15 janvier 1998 |
Les compensations financières proposées par Ottawa aux peuples autochtones relèveraient d'une "politique de la sensiblerie" occultant des points majeurs d'un contentieux séculaire.
L'annonce récente d'un versement compensatoire de 700 millions de dollars par le gouvernement fédéral aux peuples autochtones soulève des problèmes moraux fondamentaux, selon Jean-Jacques Simard, professeur au Département de sociologie à l'Université Laval.
Cette somme constitue une réponse au rapport de la Commission royale d'enquête sur les peuples autochtones, déposé l'an dernier. La moitié de cette somme, soit 350 millions de dollars, sera versée aux autochtones en compensation des sévices psychologiques, physiques et sexuels subis par des anciens élèves de pensionnats religieux. La seconde partie sera employée à l'amélioration des conditions de vie des autochtones, notamment en ce qui a trait à l'éducation et à la formation professionnelle.
Selon Jean-Jacques Simard, le fait d'accorder une compensation financière ne résout pas vraiment le problème.
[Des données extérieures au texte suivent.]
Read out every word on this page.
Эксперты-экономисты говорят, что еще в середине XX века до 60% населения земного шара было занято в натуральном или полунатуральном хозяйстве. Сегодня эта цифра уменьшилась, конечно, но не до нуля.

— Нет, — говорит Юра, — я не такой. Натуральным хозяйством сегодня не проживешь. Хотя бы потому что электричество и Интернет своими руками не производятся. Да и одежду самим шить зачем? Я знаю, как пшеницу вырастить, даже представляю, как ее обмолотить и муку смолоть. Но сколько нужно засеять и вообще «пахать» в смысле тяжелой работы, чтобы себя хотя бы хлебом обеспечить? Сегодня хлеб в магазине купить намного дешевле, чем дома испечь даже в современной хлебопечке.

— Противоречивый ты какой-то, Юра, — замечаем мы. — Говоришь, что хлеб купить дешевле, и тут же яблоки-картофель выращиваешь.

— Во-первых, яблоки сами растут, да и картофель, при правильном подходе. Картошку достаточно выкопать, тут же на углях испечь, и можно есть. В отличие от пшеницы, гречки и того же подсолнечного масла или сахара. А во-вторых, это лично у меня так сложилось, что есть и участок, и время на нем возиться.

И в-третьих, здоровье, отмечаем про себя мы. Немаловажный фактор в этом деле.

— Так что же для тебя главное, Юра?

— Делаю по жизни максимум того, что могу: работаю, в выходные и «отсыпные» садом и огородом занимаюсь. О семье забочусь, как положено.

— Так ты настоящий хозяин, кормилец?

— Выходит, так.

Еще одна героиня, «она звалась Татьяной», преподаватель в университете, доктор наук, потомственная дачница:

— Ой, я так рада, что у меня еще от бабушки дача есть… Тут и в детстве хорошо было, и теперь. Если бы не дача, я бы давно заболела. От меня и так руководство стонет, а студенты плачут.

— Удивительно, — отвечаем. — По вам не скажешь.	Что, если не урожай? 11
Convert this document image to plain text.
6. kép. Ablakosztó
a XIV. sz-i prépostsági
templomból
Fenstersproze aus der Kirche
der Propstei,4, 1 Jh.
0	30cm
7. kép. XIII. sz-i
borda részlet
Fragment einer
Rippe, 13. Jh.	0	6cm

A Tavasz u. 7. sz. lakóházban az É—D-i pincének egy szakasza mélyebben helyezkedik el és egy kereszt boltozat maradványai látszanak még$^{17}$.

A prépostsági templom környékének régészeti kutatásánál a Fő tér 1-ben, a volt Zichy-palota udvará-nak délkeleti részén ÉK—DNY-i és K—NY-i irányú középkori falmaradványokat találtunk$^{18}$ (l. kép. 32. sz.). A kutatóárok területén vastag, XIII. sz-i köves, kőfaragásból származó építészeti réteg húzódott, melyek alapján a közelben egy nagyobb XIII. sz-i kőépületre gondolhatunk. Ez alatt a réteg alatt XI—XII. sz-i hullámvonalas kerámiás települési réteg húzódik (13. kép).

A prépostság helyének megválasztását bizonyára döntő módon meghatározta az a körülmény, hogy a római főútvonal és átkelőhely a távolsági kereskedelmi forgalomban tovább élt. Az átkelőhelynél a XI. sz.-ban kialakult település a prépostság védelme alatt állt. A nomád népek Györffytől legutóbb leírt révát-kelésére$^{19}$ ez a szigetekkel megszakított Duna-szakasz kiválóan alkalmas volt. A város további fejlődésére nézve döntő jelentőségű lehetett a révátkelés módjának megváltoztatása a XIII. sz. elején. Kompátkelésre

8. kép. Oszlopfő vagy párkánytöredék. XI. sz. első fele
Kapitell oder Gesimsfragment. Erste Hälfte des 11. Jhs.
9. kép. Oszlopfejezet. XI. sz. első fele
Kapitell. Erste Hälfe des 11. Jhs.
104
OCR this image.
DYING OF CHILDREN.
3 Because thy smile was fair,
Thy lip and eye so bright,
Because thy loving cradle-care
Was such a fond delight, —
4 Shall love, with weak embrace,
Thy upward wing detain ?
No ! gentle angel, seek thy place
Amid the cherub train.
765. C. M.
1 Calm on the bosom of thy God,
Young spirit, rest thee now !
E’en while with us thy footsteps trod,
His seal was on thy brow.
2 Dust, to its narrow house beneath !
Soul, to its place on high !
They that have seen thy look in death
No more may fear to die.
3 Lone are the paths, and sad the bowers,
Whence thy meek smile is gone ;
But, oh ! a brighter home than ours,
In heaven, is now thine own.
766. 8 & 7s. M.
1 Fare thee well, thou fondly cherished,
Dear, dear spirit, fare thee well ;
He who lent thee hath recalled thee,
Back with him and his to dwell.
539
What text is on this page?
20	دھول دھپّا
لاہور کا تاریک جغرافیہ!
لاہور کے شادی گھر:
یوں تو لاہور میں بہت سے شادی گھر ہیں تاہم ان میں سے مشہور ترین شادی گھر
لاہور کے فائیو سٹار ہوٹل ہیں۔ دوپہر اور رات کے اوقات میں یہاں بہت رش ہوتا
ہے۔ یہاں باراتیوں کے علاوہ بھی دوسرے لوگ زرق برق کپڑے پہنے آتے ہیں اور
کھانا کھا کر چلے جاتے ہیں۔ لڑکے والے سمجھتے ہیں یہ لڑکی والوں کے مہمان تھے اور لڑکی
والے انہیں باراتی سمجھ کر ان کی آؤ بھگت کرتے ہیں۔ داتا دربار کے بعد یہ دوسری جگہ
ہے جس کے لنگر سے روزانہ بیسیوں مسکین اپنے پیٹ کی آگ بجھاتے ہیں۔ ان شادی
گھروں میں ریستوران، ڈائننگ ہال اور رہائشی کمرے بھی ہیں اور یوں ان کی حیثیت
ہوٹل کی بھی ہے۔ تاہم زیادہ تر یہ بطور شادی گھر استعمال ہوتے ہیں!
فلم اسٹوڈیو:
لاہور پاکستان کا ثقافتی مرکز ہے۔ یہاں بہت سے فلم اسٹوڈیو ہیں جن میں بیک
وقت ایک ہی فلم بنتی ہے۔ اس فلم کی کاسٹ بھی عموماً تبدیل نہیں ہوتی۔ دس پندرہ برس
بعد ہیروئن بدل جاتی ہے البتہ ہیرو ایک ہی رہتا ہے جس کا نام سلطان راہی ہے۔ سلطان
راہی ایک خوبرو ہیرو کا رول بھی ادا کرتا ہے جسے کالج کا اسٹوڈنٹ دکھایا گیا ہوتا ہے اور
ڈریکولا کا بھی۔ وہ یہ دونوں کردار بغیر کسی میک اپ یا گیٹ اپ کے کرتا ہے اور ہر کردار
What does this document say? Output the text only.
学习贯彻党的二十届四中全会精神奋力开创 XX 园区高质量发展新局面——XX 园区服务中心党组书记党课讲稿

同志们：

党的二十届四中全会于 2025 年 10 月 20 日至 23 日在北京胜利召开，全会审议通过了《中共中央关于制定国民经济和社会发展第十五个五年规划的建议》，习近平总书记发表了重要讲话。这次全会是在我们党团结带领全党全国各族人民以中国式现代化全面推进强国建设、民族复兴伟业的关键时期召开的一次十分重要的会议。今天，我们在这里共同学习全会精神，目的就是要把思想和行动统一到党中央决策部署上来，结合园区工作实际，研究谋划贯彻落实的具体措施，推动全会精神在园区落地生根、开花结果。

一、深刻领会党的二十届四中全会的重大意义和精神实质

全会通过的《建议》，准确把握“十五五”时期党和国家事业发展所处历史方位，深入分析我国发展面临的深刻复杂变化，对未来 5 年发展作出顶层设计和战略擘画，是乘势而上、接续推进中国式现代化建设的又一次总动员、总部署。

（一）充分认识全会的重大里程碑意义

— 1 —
À son avis, par l'octroi de cette somme, le gouvernement se trouve à avouer sa culpabilité au nom de tous les citoyens du Canada, sans faire de distinction entre les coupables et les personnes n'ayant aucun lien avec les actes commis. "La culpabilité collective n'existe pas, explique Jean-Jacques Simard. Le gouvernement fédéral a méprisé un principe de justice fondamental, puisque ce n'est qu'une minorité qui a commis ces actes. Dans cette affaire, le gouvernement a fait preuve d'ethnocentrisme car il n'y a pas de différence entre porter un jugement biaisé sur une ethnie différente de la nôtre et juger des actes passés qui ont été commis dans une culture et un contexte différents de ceux d'aujourd'hui. " Selon lui, le gouvernement a utilisé une "politique de la sensiblerie": "Personne ne peut dire que d'avoir subi des sévices de cette sorte n'est pas grave. Les médias et le public se sont attardés à cet aspect car il faisait appel aux émotions. "
D'autres dossiers majeurs
Paul Charest, professeur au Département d'anthropologie, estime que
la déclaration de la ministre des Affaires indiennes, Jane Stewart,
donne un avant-goût des autres décisions qui découleront
du rapport de la Commission royale d'enquête : "C'est un début,
mais ça ne veut pas dire que le gouvernement fédéral
tiendra compte des principales recommandations qui concernent le territoire
et les ressources naturelles, ainsi que la décentralisation et le
pouvoir d'autogestion. Si le gouvernement se limite seulement à cette
somme compensatoire, il n'aura traité qu'un aspect marginal de la
question."
Rappelons que le rapport de la Commission d'enquête recommandait au gouvernement, entres autres, de consacrer de 1,5 milliard à 2 milliards de dollars de plus par année au financement actuel afin d'améliorer, sur une période de 20 ans, les conditions d'emploi, de santé et de logement des autochtones.